O deputado Luiz Carlos Hauly (PSDB-PR), relator da reforma tributária, afirma que sua proposta de criar um Imposto sobre Valor Agregado (IVA) nacional – que unificaria ICMS, ISS, IPI, Cofins, Cide, Salário-educação, IOF, PIS e Pasep – resolveria o problema jurídico do sistema.
“A nova proposta elimina de 80% a 90% do contencioso ao unificar os impostos, porque hoje há uma lei do ICMS em cada Estado do País e uma de ISS para cada município, além dos milhares de desdobramentos de cada uma em instruções normativas”, diz Hauly.

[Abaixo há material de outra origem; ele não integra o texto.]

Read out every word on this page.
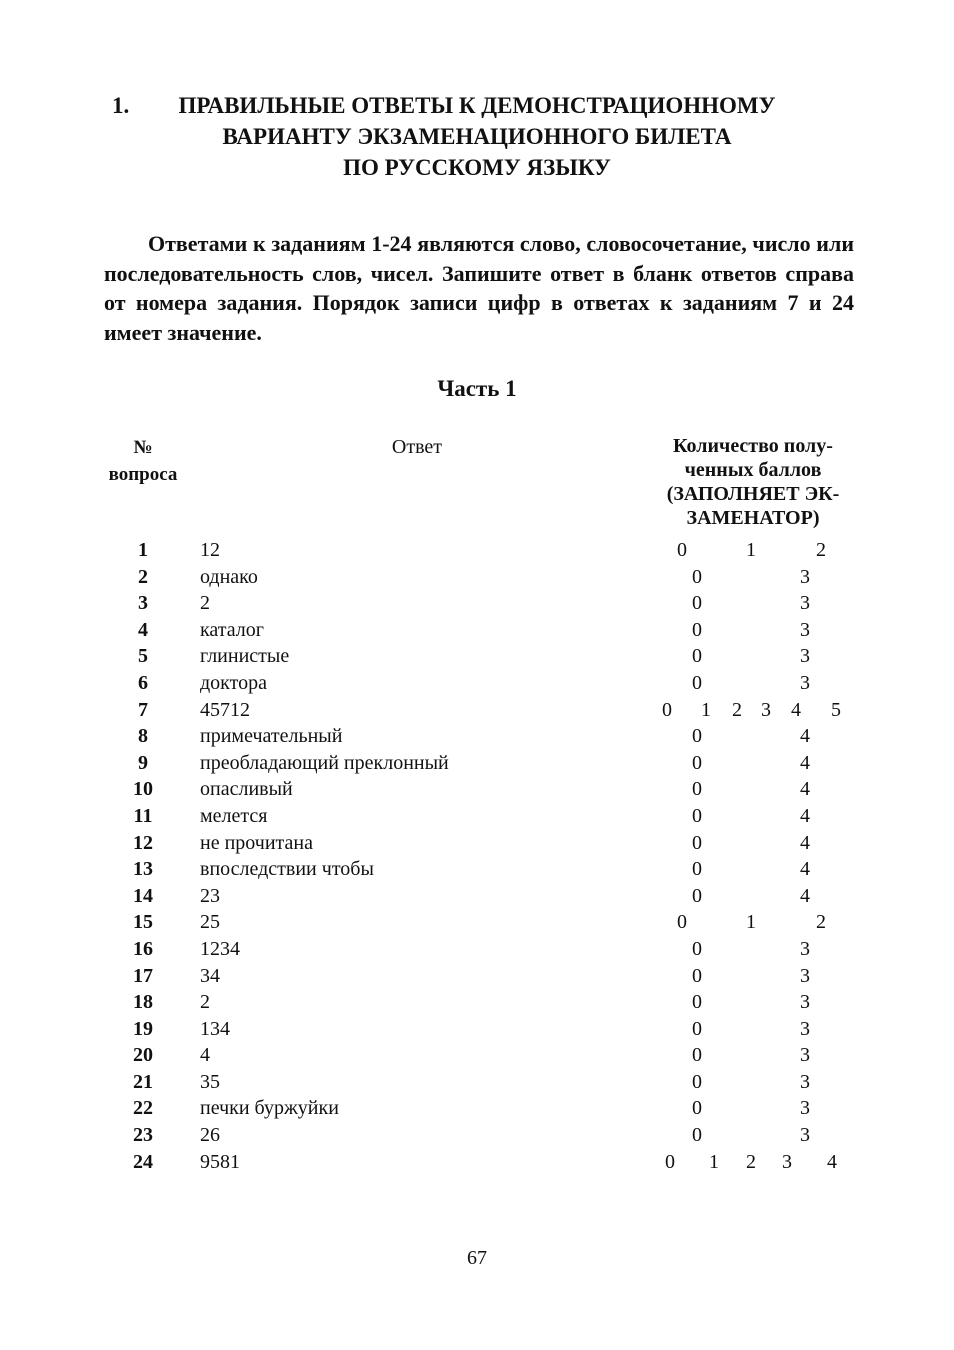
1. ПРАВИЛЬНЫЕ ОТВЕТЫ К ДЕМОНСТРАЦИОННОМУ
ВАРИАНТУ ЭКЗАМЕНАЦИОННОГО БИЛЕТА
ПО РУССКОМУ ЯЗЫКУ
Ответами к заданиям 1-24 являются слово, словосочетание, число или последовательность слов, чисел. Запишите ответ в бланк ответов справа от номера задания. Порядок записи цифр в ответах к заданиям 7 и 24 имеет значение.
Часть 1
№
вопроса
Ответ	Количество полу-
ченных баллов
(ЗАПОЛНЯЕТ ЭК-
ЗАМЕНАТОР)
1	12	0	1	2
2	однако	0	3
3	2	0	3
4	каталог	0	3
5	глинистые	0	3
6	доктора	0	3
7	45712	0	1	2 3	4	5
8	примечательный	0	4
9	преобладающий преклонный	0	4
10	опасливый	0	4
11	мелется	0	4
12	не прочитана	0	4
13	впоследствии чтобы	0	4
14	23	0	4
15	25	0	1	2
16	1234	0	3
17	34	0	3
18	2	0	3
19	134	0	3
20	4	0	3
21	35	0	3
22	печки буржуйки	0	3
23	26	0	3
24	9581	0	1	2	3	4
67
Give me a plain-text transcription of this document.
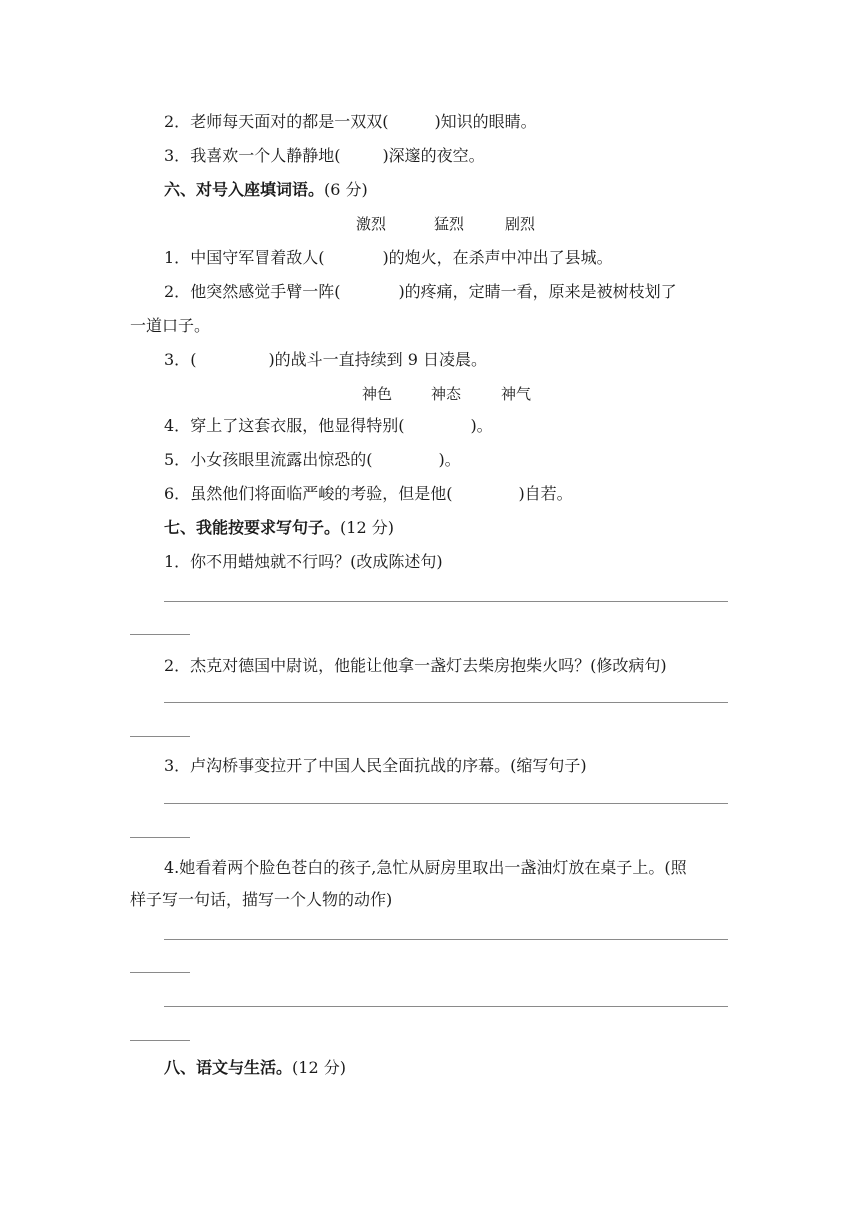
2．老师每天面对的都是一双双(	)知识的眼睛。
3．我喜欢一个人静静地(	)深邃的夜空。
六、对号入座填词语。(6 分)
激烈	猛烈	剧烈
1．中国守军冒着敌人(	)的炮火，在杀声中冲出了县城。
2．他突然感觉手臂一阵(	)的疼痛，定睛一看，原来是被树枝划了
一道口子。
3．(	)的战斗一直持续到 9 日凌晨。
神色	神态	神气
4．穿上了这套衣服，他显得特别(	)。
5．小女孩眼里流露出惊恐的(	)。
6．虽然他们将面临严峻的考验，但是他(	)自若。
七、我能按要求写句子。(12 分)
1．你不用蜡烛就不行吗？(改成陈述句)
2．杰克对德国中尉说，他能让他拿一盏灯去柴房抱柴火吗？(修改病句)
3．卢沟桥事变拉开了中国人民全面抗战的序幕。(缩写句子)
4.她看着两个脸色苍白的孩子,急忙从厨房里取出一盏油灯放在桌子上。(照
样子写一句话，描写一个人物的动作)
八、语文与生活。(12 分)
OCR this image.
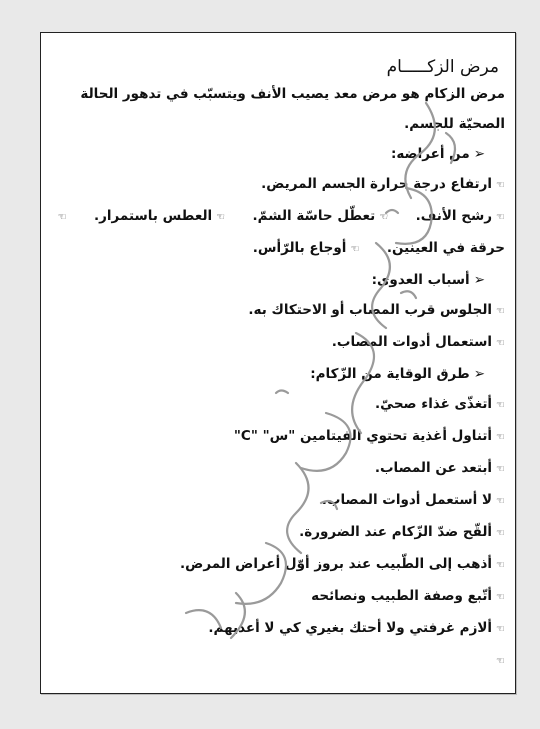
مرض الزكـــــام

مرض الزكام هو مرض معد يصيب الأنف ويتسبّب في تدهور الحالة الصحيّة للجسم.

➢من أعراضه:

☜ارتفاع درجة حرارة الجسم المريض.

☜رشح الأنف.  ☜تعطّل حاسّة الشمّ.  ☜العطس باستمرار.  ☜حرقة في العينين.  ☜أوجاع بالرّأس.

➢أسباب العدوى:

☜الجلوس قرب المصاب أو الاحتكاك به.

☜استعمال أدوات المصاب.

➢طرق الوقاية من الزّكام:

☜أتغذّى غذاء صحيّ.

☜أتناول أغذية تحتوي الفيتامين "س" "C"

☜أبتعد عن المصاب.

☜لا أستعمل أدوات المصاب.

☜ألقّح ضدّ الزّكام عند الضرورة.

☜أذهب إلى الطّبيب عند بروز أوّل أعراض المرض.

☜أتّبع وصفة الطبيب ونصائحه

☜ألازم غرفتي ولا أحتك بغيري كي لا أعديهم.

☜
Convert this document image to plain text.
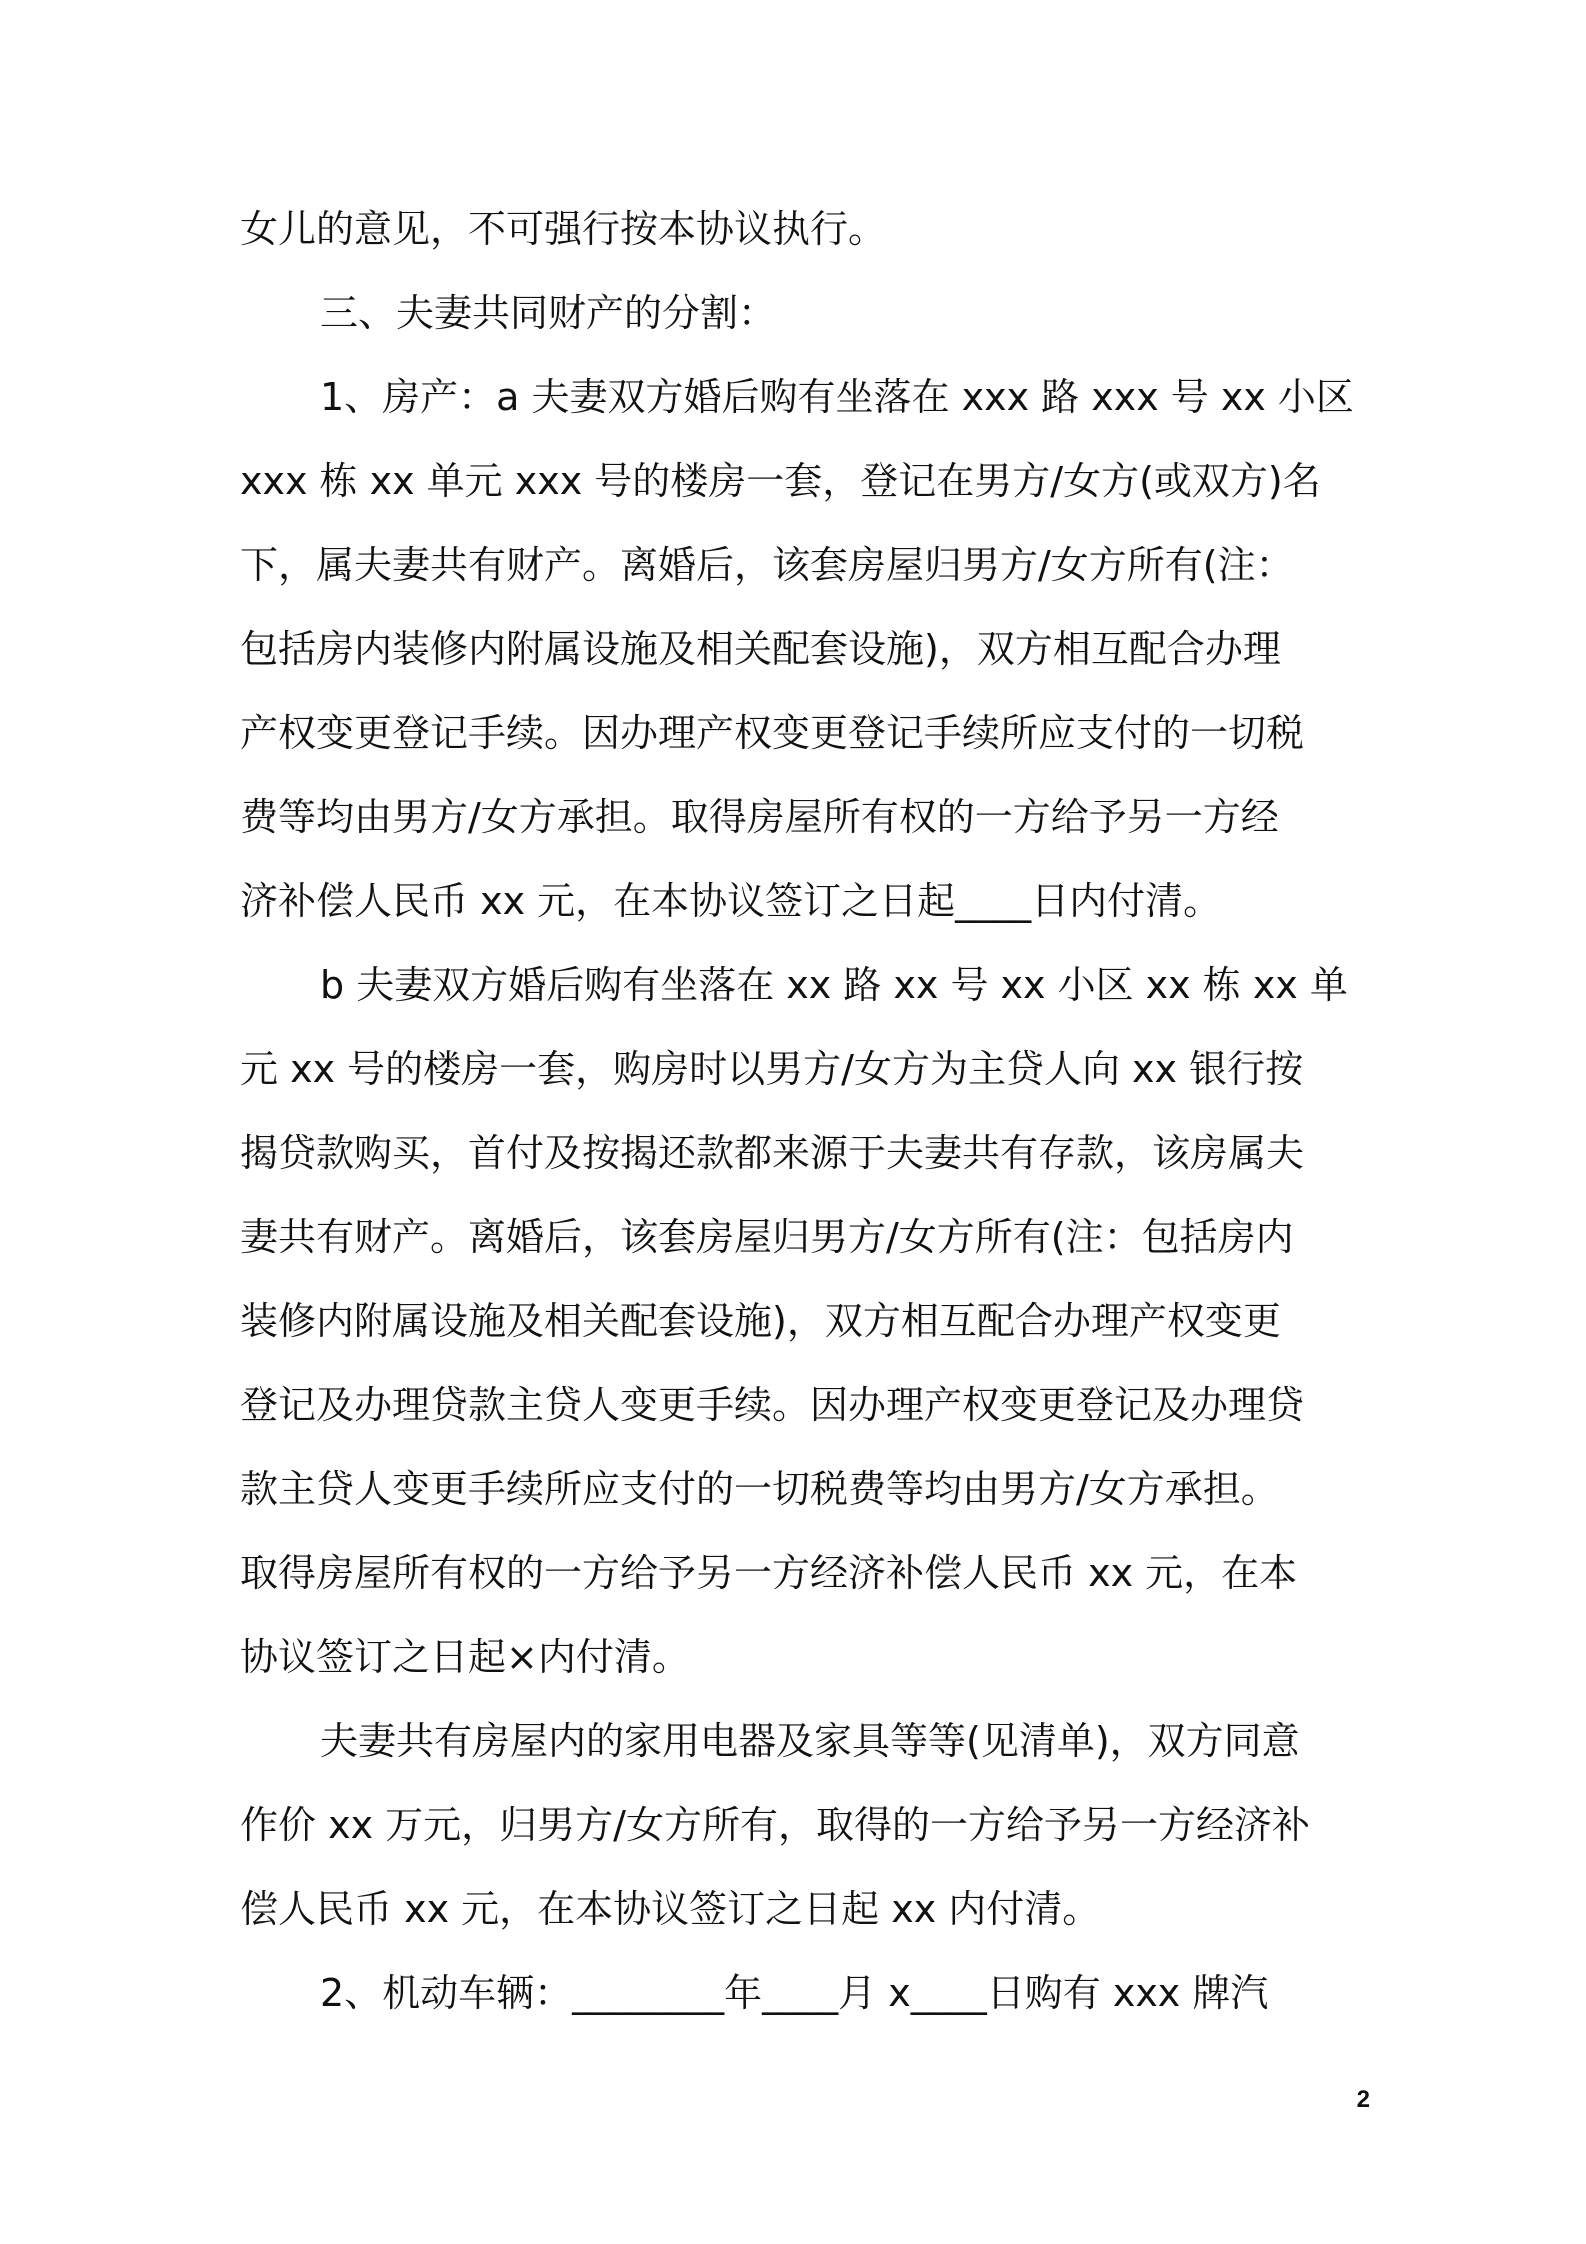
女儿的意见，不可强行按本协议执行。
三、夫妻共同财产的分割：
1、房产：a 夫妻双方婚后购有坐落在 xxx 路 xxx 号 xx 小区
xxx 栋 xx 单元 xxx 号的楼房一套，登记在男方/女方(或双方)名
下，属夫妻共有财产。离婚后，该套房屋归男方/女方所有(注：
包括房内装修内附属设施及相关配套设施)，双方相互配合办理
产权变更登记手续。因办理产权变更登记手续所应支付的一切税
费等均由男方/女方承担。取得房屋所有权的一方给予另一方经
济补偿人民币 xx 元，在本协议签订之日起____日内付清。
b 夫妻双方婚后购有坐落在 xx 路 xx 号 xx 小区 xx 栋 xx 单
元 xx 号的楼房一套，购房时以男方/女方为主贷人向 xx 银行按
揭贷款购买，首付及按揭还款都来源于夫妻共有存款，该房属夫
妻共有财产。离婚后，该套房屋归男方/女方所有(注：包括房内
装修内附属设施及相关配套设施)，双方相互配合办理产权变更
登记及办理贷款主贷人变更手续。因办理产权变更登记及办理贷
款主贷人变更手续所应支付的一切税费等均由男方/女方承担。
取得房屋所有权的一方给予另一方经济补偿人民币 xx 元，在本
协议签订之日起×内付清。
夫妻共有房屋内的家用电器及家具等等(见清单)，双方同意
作价 xx 万元，归男方/女方所有，取得的一方给予另一方经济补
偿人民币 xx 元，在本协议签订之日起 xx 内付清。
2、机动车辆：________年____月 x____日购有 xxx 牌汽
2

Para a advogada Vanessa Canado, a reforma deve diminuir o contencioso, mas ainda será preciso cuidado com a redação das leis.
PARA ENTENDER
BRASÍLIA - A necessidade de uma reforma tributária é pauta de dez entre dez parlamentares. Mas, nenhuma proposta de mudança no Sistema Tributário Nacional, principalmente no ICMS (principal tributo cobrado pelos Estados) consegue avançar no Congresso devido aos inúmeros interesses divergentes envolvidos.
Desde que assumiu o governo, o presidente Michel Temer, pressionado por aliados, tem prometido apoiar a reforma, mas a ideia não encontra apoio na equipe econômica. O Ministério da Fazenda considera que é preciso antes fazer a reforma da Previdência. A equipe do ministro da Fazenda, Henrique Meirelles, quer apresentar um projeto mais simples de modificação no PIS/Cofins. A proposta já está pronta, mas enfrenta resistências do poderoso setor de serviços que não quer ver sua carga tributária elevada com a mudança. A área econômica não consegue espaço político para encaminhar o texto ao Congresso.
Integrantes do governo dão como pouco provável o avanço de uma proposta ampla de reforma, como a do deputado Carlos Hauly (PSDB-PR), até o final do governo. O tema, no entanto, deve ganhar espaço nos debates das campanhas eleitorais.